What It’s Like Living with a Spanish Family

So for those of you who didn’t know, I have been living with a Spanish host family since the beginning of January. My friend Danielle (who moved here with me last fall) decided not to return to Spain after the holidays, so I had to find a new living situation. Instead of living with other college students, I opted for a more authentic, immersive experience 🙂 And what an experience it’s been!

Being in Spain on my own coupled with living with this family has been challenging in a lot of ways. For one thing, my host parents don’t speak ANY English. Fortunately, they have two daughters – 18 and 9 – who go to bilingual schools and have a basic level of English, so they are able to help translate when needed… that is, if they’re around 😛 On the bright side, my Spanish is improving exponentially!

The best part of this new set-up that I get to eat meals with them, which means I’m finally ‘eating like a Spaniard’ in its truest form! I gotta say, it’s pretty darn sweet to have authentic Spanish meals cooked for me every night. And now I’ve got the inside scoop on a what real Spanish family’s diet looks like. I’ve observed SO much, but here are a few of their biggest customs:

  • The juicer is my backup alarm clock. Every morning, without fail, my host dad makes freshly-squeezed orange juice with their electric juicer. That’s actually the normal way to consume orange juice here – every cafe/restaurant has a Zumex juicing machine where the whole oranges drop in and are cut and squeezed for a fresh cup. I love it! hashtag natural. The family’s machine is pretty loud so it has actually saved me more than a couple times from oversleeping 😛  Double win.
  • It’s not a meal without bread. I couldn’t be more serious. There is a baguette on the table at E V E R Y meal, of course fresh from the bakery that day. Everyone gets a plain ripped-off piece and no one says “Oh actually I’m trying to cut back on carbs.” And if for some strange reason the bakery errand is overlooked, they bust out sandwich bread or hot dog rolls or something -ANYTHING- to prevent having a meal without bread!

I ❤ Gluten.  source: http://www.realities.com.tn

  • Seafood all day, err’ day. Fish, shellfish, and mollusks are a HUGE part of their diet. They’re often served at both lunch and dinner and it’s not unusual to have some type of seafood incorporated into most of the dishes on the table at any given meal. Shrimp, mussels, cockles, bivalves, squid, octopus, tuna, cod, salmon, anchovies, and more. I love fish, but personally I’ve never been a big fan of shellfish/mollusks (it’s a texture thing). That said, I’ll try anything once!

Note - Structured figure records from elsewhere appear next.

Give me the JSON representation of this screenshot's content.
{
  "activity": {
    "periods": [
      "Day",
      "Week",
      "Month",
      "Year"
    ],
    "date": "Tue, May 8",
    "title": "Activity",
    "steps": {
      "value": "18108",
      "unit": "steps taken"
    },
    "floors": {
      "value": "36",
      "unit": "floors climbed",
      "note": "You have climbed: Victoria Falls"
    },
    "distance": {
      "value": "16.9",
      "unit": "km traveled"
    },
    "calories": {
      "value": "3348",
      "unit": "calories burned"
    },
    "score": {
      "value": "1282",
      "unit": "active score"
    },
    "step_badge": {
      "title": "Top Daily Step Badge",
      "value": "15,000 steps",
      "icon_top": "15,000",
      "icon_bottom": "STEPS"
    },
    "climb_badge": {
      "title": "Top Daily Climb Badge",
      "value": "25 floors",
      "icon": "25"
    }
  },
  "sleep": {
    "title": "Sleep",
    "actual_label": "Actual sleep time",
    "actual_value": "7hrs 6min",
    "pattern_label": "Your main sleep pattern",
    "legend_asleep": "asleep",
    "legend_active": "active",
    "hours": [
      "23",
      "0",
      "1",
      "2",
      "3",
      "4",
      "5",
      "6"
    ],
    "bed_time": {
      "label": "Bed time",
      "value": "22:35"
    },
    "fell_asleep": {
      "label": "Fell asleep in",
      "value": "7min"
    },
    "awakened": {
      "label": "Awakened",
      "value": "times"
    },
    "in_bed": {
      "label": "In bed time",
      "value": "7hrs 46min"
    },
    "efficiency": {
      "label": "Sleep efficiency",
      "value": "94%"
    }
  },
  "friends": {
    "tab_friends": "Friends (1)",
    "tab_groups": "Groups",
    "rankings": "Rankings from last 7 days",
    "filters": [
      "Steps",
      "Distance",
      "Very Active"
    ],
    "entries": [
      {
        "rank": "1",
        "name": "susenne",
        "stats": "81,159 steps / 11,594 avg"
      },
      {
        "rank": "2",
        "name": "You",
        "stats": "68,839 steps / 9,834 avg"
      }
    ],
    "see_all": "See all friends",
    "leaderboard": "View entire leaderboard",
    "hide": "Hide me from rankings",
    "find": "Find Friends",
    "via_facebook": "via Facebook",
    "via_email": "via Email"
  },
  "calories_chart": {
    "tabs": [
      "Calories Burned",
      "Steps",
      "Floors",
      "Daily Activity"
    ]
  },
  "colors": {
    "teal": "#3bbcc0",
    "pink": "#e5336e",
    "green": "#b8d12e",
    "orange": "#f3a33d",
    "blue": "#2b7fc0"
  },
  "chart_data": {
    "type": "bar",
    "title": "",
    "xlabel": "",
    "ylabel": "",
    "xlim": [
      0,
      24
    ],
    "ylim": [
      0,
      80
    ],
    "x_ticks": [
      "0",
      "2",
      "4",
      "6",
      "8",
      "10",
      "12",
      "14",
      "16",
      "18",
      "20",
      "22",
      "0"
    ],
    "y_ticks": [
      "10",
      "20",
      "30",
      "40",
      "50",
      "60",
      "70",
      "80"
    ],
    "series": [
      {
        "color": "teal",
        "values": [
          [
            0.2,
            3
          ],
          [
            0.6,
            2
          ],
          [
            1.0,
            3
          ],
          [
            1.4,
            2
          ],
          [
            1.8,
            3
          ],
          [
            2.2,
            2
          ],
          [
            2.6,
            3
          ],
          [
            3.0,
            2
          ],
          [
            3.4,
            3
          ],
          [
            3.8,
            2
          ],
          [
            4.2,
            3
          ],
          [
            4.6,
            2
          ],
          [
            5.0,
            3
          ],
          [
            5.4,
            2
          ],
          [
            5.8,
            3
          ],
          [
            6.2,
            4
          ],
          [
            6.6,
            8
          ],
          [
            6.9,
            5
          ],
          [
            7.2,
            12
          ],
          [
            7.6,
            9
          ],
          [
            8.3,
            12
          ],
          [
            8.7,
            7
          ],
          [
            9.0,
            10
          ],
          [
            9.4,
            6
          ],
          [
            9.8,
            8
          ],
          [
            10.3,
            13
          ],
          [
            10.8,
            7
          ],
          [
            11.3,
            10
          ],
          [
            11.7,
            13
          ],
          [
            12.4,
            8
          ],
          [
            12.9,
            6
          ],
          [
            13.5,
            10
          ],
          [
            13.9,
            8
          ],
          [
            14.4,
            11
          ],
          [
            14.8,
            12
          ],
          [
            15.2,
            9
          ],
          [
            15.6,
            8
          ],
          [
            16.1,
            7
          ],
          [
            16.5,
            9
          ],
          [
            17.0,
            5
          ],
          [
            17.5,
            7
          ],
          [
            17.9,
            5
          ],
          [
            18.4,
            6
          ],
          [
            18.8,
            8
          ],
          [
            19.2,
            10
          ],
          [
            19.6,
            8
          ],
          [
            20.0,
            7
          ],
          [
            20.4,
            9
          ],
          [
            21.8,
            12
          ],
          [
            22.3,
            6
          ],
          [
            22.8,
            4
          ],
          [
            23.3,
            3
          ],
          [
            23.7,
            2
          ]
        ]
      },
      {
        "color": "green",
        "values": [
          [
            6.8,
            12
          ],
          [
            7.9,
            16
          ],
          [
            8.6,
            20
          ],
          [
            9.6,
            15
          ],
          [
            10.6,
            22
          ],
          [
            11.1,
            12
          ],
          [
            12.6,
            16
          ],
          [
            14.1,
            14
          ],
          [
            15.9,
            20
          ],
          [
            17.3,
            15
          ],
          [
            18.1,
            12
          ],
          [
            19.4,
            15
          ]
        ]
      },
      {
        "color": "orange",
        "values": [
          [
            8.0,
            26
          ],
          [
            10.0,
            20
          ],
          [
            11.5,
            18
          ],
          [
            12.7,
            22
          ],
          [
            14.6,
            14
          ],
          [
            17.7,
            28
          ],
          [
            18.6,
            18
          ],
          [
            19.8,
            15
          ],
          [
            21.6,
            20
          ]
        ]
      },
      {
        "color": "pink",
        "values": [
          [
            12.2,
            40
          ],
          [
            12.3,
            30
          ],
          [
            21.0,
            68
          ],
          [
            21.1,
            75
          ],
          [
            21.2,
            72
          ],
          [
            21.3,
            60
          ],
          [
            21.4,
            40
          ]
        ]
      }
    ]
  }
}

    Razor clams were on the table this weekend and I politely declined, having tried them before. I’m sorry, but how does anyone actually find these appetizing? source: spainisdelicious.wordpress.com

  • Dinner’s at 10. I’d always heard about those late dinners, but not until I started living (and eating) with a family did I realize how very real this is. Since it is usually a light meal, it’s not too rough on the belly to be eating that late, but it does prevent me from getting my 8 hours of sleep that I used to love. “Pero bueno!”
  • Dessert = fresh fruit. Now this is something I can really get on board with. It is very rare that they consume “dessert” the way I’ve always thought of it. No cookies and milk, no ice cream, and certainly not eating it after dinner since dinner is so late already. Instead, they put two bowls of fruit on the table after meals. Ever-present are clementines and oranges (native to Spain), bananas, and apples, with a wide variety of others rotating in and out. Only if there is company over will there be some sort of cake, but this is of course after lunch, not dinner.

A fruteria I visited in the Mercado de Anton Martin

And couple non-food-related notes, for fun  🙂 :

  • Siestas are also a very real thing. My host mom (a “stay-at-home mom”) takes siestas religiously immediately after lunch and my host dad (who works from home) often does as well. A half hour nap on the couch or the bed will do, with an espresso shot upon waking up.
  • Partying quite literally all night and returning home at 7 A.M. is perfectly normal. Of course I wouldn’t know 😉 , but the 18-year-old daughter has spent more than a couple nights like this. I have to laugh when I compare this to the way my parents treated me when I was 18, and we lived in a sleepy little town! Ah, cultural differences. Always good for a chuckle 🙂

I’ll definitely be posting more about life and food with my host family because I have SO much more to share, but for now you’ve got a little taste of what eating like a Spaniard is truly like 😉 .

Hasta luego!

Has anyone else lived with a host family in Spain or another country? What were your experiences like? Leave a comment! 


2 thoughts on “What It’s Like Living with a Spanish Family

  1. Jess Mann says:

    So cool!! I want to hear more. I could definitely get into bread at every meal and a nap after lunch! So happy you’re loving it!